Closely related to school social workers are school guidance and career counselors, who also work directly with students to ensure every child’s optimal growth and development. Whereas school social workers tend to work primarily with at-risk students, such as those who have experienced trauma, have disabilities, live in poverty, or have tumultuous home environments, guidance and career counselors work with all students in the school. 

School guidance and career counselors are responsible for developing counseling programs accessible to all students in individual and group settings. Sometimes these counselors help students build resilience or create a study plan for a challenging course. Other times, these counselors help students think through the different options for their future, college, military, career, and so on. 

While school social workers spend a lot of time assessing students in need and creating customized support plans for students, such as IEPs (Individualized Education Plan), school guidance and career counselors spend their time conferencing with students, coaching them through the college admissions process, and helping them to identify and work with their strengths and areas in need of growth. School guidance and career counselors collaborate as necessary with other school personnel, including school social workers. 

Human Resources Coordinator

Median salary: $58,560

Although a career as a human resources coordinator is not typically the first job that comes to mind for a student with a degree in Social Work, many of the skills and concepts students hone while studying Social Work transfer easily to HR. 

As the name suggests, a human resources coordinator coordinates all central HR duties and programs, including concerns or issues employees raise related to the company, work environment, or general employment, as well as policies around salary and benefits, union and other labor negotiations, and employee relations. 

HR coordinators work in close contact with other HR personnel, such as the HR director, hiring managers, and third-party recruiters. Although companies are not legally required to have an HR department, most medium and large companies do, so this is a field that tends to have solid employment prospects across a full range of industries. 

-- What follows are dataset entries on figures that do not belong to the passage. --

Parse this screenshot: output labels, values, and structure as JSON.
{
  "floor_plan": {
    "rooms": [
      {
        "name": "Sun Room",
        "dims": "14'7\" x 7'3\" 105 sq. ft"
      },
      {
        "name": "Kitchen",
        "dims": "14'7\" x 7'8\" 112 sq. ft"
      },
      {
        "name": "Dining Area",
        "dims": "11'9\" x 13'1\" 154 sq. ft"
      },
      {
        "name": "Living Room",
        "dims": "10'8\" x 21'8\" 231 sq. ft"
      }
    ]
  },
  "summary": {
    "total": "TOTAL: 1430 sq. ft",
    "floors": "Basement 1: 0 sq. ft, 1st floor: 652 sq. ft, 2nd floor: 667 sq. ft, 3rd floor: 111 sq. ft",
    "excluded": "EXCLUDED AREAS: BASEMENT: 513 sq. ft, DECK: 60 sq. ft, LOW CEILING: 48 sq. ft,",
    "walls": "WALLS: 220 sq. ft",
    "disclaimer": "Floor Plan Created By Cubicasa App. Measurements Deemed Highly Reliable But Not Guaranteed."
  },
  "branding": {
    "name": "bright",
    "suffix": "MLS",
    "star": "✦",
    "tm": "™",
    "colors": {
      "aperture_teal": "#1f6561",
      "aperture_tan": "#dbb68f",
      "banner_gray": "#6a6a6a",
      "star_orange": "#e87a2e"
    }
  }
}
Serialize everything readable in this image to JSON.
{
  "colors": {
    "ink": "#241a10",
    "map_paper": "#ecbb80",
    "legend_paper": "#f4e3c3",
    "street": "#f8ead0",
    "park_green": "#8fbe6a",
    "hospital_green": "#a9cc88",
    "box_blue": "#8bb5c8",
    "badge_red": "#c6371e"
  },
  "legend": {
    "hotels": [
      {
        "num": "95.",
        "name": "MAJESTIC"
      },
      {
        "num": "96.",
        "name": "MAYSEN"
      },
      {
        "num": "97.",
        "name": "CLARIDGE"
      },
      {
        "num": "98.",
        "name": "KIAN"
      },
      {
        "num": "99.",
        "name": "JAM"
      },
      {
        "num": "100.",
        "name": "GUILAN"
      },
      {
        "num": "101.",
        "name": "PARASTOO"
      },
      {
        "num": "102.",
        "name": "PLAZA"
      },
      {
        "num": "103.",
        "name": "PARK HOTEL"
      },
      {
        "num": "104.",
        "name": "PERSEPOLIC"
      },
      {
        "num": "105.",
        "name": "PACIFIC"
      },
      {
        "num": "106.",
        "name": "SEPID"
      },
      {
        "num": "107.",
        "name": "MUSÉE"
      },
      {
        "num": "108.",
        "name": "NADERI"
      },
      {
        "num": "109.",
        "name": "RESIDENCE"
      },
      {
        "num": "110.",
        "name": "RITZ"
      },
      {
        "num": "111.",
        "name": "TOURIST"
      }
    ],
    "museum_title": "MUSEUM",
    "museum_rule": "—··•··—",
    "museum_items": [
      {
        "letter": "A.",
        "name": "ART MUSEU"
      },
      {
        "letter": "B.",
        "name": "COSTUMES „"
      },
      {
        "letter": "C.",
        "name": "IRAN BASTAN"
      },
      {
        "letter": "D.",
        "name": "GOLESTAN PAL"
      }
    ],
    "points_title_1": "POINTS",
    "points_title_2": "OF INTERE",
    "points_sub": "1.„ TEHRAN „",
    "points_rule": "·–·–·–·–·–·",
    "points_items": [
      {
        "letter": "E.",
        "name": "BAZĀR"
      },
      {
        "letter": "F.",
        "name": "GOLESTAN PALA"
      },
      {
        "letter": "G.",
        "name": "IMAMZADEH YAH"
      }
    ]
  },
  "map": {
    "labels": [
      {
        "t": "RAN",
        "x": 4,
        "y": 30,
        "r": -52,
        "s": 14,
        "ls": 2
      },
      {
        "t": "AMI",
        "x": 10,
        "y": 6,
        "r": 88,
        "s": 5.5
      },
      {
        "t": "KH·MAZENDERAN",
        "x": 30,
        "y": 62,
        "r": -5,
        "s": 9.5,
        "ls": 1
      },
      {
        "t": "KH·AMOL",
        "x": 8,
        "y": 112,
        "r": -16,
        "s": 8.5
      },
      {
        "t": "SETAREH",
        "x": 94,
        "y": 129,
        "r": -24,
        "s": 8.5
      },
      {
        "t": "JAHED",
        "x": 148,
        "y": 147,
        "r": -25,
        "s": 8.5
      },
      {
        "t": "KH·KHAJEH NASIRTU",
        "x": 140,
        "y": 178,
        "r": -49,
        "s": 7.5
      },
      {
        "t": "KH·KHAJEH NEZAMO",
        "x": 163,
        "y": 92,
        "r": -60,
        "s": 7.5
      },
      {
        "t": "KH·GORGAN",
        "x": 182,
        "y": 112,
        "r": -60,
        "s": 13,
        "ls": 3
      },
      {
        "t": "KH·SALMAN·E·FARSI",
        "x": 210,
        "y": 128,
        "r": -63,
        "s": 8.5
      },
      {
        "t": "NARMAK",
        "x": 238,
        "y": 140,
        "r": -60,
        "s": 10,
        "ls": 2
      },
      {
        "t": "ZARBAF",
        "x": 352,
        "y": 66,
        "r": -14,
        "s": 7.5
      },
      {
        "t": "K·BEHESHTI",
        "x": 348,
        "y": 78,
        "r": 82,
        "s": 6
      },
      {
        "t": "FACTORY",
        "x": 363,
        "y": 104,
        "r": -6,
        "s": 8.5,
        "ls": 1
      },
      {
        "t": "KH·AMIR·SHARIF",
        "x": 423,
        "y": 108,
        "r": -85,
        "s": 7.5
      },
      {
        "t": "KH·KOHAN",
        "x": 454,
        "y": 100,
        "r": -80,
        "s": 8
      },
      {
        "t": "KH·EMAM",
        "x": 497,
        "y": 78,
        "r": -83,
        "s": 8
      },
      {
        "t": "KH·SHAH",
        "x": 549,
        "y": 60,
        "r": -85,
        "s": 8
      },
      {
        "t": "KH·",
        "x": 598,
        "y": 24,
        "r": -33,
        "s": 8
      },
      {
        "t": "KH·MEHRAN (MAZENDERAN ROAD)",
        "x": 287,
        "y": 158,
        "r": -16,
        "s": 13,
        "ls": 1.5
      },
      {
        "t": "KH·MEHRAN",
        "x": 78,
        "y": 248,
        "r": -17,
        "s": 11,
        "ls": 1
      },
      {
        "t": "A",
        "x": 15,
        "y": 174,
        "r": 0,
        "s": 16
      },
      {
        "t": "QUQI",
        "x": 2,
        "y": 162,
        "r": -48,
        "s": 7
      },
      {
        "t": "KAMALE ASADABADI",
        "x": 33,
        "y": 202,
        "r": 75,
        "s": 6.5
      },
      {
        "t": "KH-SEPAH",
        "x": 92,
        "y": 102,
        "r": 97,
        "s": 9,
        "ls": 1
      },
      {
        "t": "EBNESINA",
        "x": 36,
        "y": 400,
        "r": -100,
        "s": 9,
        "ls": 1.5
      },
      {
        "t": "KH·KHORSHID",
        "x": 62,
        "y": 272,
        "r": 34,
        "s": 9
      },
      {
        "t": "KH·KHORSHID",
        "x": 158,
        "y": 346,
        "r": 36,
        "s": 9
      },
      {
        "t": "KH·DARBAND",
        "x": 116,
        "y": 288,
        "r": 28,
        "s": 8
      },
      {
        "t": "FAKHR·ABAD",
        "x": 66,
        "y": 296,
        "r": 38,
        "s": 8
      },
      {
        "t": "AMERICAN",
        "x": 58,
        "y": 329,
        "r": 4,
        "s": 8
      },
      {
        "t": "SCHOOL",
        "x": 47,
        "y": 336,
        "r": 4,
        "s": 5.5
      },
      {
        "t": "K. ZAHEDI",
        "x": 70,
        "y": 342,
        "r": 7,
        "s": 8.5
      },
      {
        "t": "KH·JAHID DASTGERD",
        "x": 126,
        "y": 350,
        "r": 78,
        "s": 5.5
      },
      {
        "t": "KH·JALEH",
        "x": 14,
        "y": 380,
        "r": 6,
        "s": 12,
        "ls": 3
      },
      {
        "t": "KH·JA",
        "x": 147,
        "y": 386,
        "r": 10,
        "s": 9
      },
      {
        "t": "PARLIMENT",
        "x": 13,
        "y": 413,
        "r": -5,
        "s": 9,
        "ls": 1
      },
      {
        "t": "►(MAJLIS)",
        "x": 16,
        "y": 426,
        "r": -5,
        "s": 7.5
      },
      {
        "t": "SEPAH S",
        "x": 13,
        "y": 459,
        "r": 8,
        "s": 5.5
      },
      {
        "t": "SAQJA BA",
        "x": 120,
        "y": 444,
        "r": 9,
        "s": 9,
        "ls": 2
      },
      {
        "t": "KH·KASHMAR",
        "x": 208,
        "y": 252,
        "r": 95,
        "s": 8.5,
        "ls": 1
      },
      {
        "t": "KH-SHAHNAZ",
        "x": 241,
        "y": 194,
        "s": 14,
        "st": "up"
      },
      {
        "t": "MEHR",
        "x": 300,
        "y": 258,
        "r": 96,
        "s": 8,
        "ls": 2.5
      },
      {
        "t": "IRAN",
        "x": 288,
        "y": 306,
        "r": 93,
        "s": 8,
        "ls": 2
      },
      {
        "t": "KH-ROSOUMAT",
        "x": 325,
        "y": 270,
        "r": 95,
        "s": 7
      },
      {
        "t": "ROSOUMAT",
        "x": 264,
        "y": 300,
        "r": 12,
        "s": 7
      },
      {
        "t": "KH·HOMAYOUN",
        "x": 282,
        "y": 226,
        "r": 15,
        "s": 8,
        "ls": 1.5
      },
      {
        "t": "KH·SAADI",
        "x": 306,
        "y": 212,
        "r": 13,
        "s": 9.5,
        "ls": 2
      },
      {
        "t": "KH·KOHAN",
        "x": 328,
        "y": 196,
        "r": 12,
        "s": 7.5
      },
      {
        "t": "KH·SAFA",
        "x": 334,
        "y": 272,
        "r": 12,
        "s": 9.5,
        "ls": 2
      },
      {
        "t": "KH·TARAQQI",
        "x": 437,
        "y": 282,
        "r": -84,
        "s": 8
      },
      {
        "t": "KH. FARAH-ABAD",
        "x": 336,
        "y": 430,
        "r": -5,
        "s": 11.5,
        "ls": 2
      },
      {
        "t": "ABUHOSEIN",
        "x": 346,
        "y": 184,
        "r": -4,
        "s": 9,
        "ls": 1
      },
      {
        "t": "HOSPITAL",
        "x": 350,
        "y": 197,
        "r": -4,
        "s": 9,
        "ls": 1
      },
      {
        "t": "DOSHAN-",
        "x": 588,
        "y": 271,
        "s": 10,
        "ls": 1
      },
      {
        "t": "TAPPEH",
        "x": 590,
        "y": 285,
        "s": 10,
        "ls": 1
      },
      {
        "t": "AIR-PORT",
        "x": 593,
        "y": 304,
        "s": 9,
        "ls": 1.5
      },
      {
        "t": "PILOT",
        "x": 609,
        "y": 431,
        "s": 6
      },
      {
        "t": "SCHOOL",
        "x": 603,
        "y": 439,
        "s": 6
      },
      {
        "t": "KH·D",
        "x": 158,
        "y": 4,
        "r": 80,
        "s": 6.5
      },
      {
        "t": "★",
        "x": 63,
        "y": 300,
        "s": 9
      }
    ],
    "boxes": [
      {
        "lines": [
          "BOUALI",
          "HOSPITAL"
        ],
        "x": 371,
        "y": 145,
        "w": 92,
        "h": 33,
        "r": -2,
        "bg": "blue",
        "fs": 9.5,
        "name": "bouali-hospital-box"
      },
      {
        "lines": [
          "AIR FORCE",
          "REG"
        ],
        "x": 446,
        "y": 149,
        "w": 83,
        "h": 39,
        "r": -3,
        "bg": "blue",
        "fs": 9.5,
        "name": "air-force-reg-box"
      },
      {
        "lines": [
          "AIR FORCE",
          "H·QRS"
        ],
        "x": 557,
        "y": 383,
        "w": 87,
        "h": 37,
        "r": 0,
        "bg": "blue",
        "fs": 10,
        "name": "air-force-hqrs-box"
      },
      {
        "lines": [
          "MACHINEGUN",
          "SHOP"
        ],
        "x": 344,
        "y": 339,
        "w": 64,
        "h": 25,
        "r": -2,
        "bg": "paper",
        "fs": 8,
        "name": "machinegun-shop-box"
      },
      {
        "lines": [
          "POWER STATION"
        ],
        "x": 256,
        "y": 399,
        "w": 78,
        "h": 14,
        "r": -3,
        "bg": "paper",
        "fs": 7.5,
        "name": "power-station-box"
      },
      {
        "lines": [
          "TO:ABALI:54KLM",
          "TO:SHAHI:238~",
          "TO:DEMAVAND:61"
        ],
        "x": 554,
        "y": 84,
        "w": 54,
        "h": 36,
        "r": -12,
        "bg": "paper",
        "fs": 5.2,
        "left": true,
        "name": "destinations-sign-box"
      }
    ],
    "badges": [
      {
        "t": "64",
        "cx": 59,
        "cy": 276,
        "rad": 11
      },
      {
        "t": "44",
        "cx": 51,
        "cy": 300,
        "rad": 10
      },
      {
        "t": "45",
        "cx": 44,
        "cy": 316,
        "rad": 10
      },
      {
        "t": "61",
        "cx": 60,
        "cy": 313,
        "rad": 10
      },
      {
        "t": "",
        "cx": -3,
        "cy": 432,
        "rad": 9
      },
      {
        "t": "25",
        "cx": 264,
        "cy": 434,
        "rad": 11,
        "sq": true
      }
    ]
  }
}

HR personnel ensure that the work environment runs smoothly and that employees feel safe, supported, and confident in their work.  

Public Policy Analyst

Median salary: $58,560

Some graduates with a degree in social work elect to pursue a role that is less about day-to-day interactions with people in need and more focused on evaluating and improving macro-level social services and strategies. For students interested in enacting change on a broader social scale, a career as a policy analyst could be a good fit and a meaningful vocation. 

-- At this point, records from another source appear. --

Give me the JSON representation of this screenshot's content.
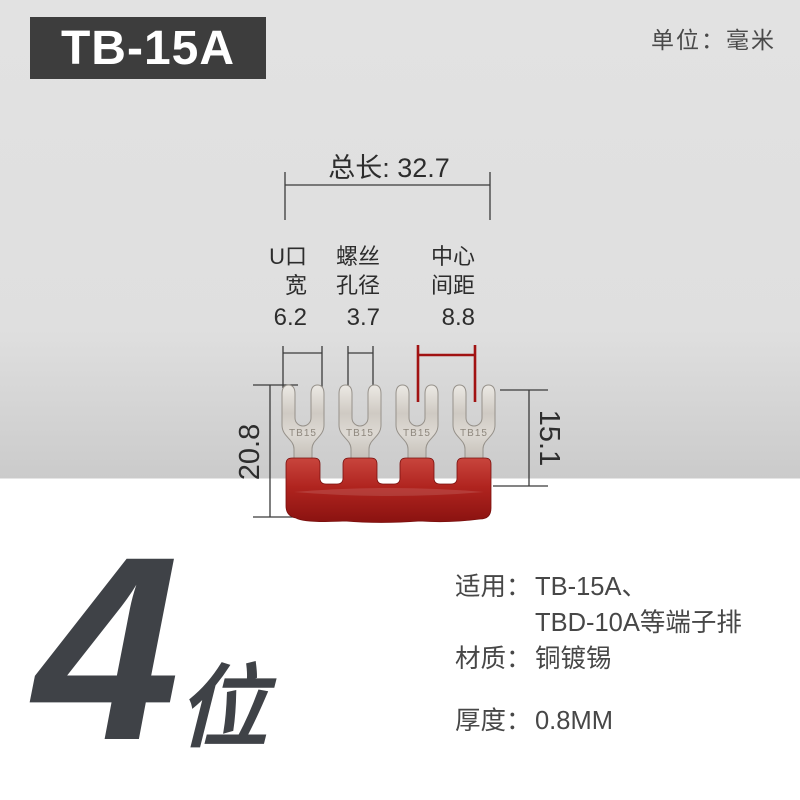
{
  "header": {
    "model": "TB-15A",
    "unit_label": "单位：毫米"
  },
  "diagram": {
    "total_length_label": "总长: 32.7",
    "columns": [
      {
        "line1": "U口",
        "line2": "宽",
        "value": "6.2"
      },
      {
        "line1": "螺丝",
        "line2": "孔径",
        "value": "3.7"
      },
      {
        "line1": "中心",
        "line2": "间距",
        "value": "8.8"
      }
    ],
    "height_left": "20.8",
    "height_right": "15.1",
    "line_color": "#3b3b3b",
    "accent_color": "#a11212"
  },
  "product": {
    "stamp": "TB15",
    "positions": 4,
    "base_color": "#b0241f",
    "terminal_color": "#d3cec7"
  },
  "footer": {
    "count_number": "4",
    "count_unit": "位",
    "specs": [
      {
        "label": "适用：",
        "value": "TB-15A、",
        "value2": "TBD-10A等端子排"
      },
      {
        "label": "材质：",
        "value": "铜镀锡",
        "value2": ""
      },
      {
        "label": "厚度：",
        "value": "0.8MM",
        "value2": ""
      }
    ]
  }
}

Non-profit organizations and government agencies hire public policy analysts/social workers to help bring about macro-level social change. Public policy analysts take stock of existing social systems, evaluate their efficacy, and, where appropriate, suggest ways to improve upon or overhaul those systems to make them function more smoothly and create a greater positive impact. 

Public policy analysts might, for instance, work with a local government planning board to develop new public housing units or zoning laws to support economically disenfranchised city residents. They might also initiate and oversee large-scale public works projects that benefit both people in need and the community as a whole. 

In some cases, public policy analysts may also play a hand in formulating new legislation designed to serve the public good, especially the needs of marginalized or at-risk groups. Finally, public policy analysts might conduct training programs for places like local community centers or conduct educational outreach efforts to communities in need.